Cette fois, je vois le Docteur Prunolle blêmir dans l’angle de ma vision. Elle s’est encore raidie.
– Votre réputation est… comment dire, entachée par quelques soupçons, comme vous devez le savoir. Peut-être de simples rumeurs, mais des rumeurs fâcheuses, Docteur Prunolle. Qui font courir le bruit que vous touchez des pots-de-vin de la part de certains laboratoires pharmaceutiques pour les refourguer en masse à vos patients, mais nous pourrons nous pencher sur ça plus tard… En tout cas, vos méthodes avec votre patient ici présent, Guillaume Delambre, ne suivent pas votre déontologie habituelle, quelle qu’elle soit, vous en conviendrez.
– Comment osez-vous insinuer de telles… ? C’est absolument honteux ! C’est…
Scandalisée, la psychiatre, tout comme moi, ne parvient même plus à formuler des phrases cohérentes.
– Pourquoi ne pas appliquer votre protocole habituel avec ce patient en particulier, docteur ? insiste l’un des flics.
– J’exige… C’est inadmissible ! Qu’est-ce que c’est que…
– Avant de vous sommer de venir ici, nous avons jeté un œil à vos mouvements bancaires. Une somme énorme chaque mois, qui n’est justifiée par aucune de vos activités en cabinet ou vos divers placements financiers, nous contrarie un peu… Vous pouvez l’expliquer ?
– Qu’est-ce que c’est que ces méthodes ? se révolte Prunolle. Sous quel prétexte avez-vous… Quelles sont vos… Comment osez-vous… ?
– Oh, nous avons les autorisations, si c’est ce qui vous chiffonne. Et nous en savons plus sur vous que vous ne le pensez. Mais parlez, ce sera notre tour ensuite. Et attention, de nouveaux mensonges pourraient vous coûter cher…

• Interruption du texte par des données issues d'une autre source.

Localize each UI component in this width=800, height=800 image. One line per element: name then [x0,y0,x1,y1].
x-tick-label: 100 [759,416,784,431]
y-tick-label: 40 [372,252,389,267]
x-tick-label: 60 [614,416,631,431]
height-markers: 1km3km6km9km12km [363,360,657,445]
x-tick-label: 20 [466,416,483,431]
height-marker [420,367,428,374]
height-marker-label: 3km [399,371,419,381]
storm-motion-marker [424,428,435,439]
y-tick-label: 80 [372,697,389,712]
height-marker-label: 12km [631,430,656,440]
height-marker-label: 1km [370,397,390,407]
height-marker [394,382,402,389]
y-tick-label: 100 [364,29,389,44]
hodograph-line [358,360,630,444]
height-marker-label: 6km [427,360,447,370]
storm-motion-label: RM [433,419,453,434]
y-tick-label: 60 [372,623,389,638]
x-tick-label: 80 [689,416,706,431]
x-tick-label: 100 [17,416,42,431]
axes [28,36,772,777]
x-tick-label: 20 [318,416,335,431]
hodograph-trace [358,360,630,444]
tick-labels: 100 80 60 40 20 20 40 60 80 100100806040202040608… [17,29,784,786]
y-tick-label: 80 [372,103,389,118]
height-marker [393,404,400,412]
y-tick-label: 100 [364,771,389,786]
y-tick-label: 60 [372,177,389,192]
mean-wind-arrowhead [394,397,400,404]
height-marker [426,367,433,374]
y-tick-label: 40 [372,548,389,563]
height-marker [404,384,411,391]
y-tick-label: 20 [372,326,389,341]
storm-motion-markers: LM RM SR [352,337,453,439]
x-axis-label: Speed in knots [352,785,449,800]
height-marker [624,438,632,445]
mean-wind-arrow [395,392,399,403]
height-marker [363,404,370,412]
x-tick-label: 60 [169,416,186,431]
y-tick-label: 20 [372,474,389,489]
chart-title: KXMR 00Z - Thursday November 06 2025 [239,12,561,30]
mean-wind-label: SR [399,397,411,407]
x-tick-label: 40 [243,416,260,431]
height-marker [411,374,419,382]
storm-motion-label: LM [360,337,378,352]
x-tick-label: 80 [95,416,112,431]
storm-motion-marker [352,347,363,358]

Je n’arrive pas à en croire mes oreilles. Ce qui se joue devant mes yeux me dépasse. J’ai eu mon lot d’émotion pour le prochain siècle, mais je ne peux m’empêcher de suivre l’échange houleux entre les enquêteurs et ma psychiatre, sans réagir. Cette dernière, médusée, bredouille encore des menaces pour tenter d’intimider les policiers, mais ces derniers l’avertissent une nouvelle fois qu’ils en savent plus sur son compte qu’elle ne le croit et qu’elle ferait mieux de parler sans plus tergiverser.
– Très bien, finit-elle par cracher, le père de Guillaume, François Delambre, me verse de l’argent pour que je ne lui prescrive pas de traitement qui empêche la dissociation.
Mon sang se fige dans mes veines. Je l’entends justifier :
– Mais c’est pour que son fils continue à mener une vie tranquille, bercé par l’illusion qu’il a toujours sa fille auprès de lui. Son père cherche juste à le protéger, et je le comprends, ce pauvre vieux !
– Ou alors, c’est parce qu’il sait des choses sur son fils et qu’il préfère que ce dernier reste dans le trouble de sa condition, dans les délires de ses hallucinations, pour l’empêcher de témoigner sur ce qui passé au moment de « l’accident ». Pratique…
– D’après les messages que vous échangez régulièrement avec lui, renchérit un autre flic, vous êtes sa maîtresse, à « ce pauvre vieux », comme vous dites. C’est lui qui vous a demandé d’être la psychiatre de son fils, n’est-ce pas ? Pour pouvoir le suivre scrupuleusement et éviter qu’il ne se souvienne de l’accident et du rôle qu’il y a joué. Il vous a choisie parce qu’il plaçait en vous la confiance que vous ne trahiriez pas un secret supplémentaire, et parce qu’il savait que vous étiez véreuse jusqu’à l’os, facilement corruptible.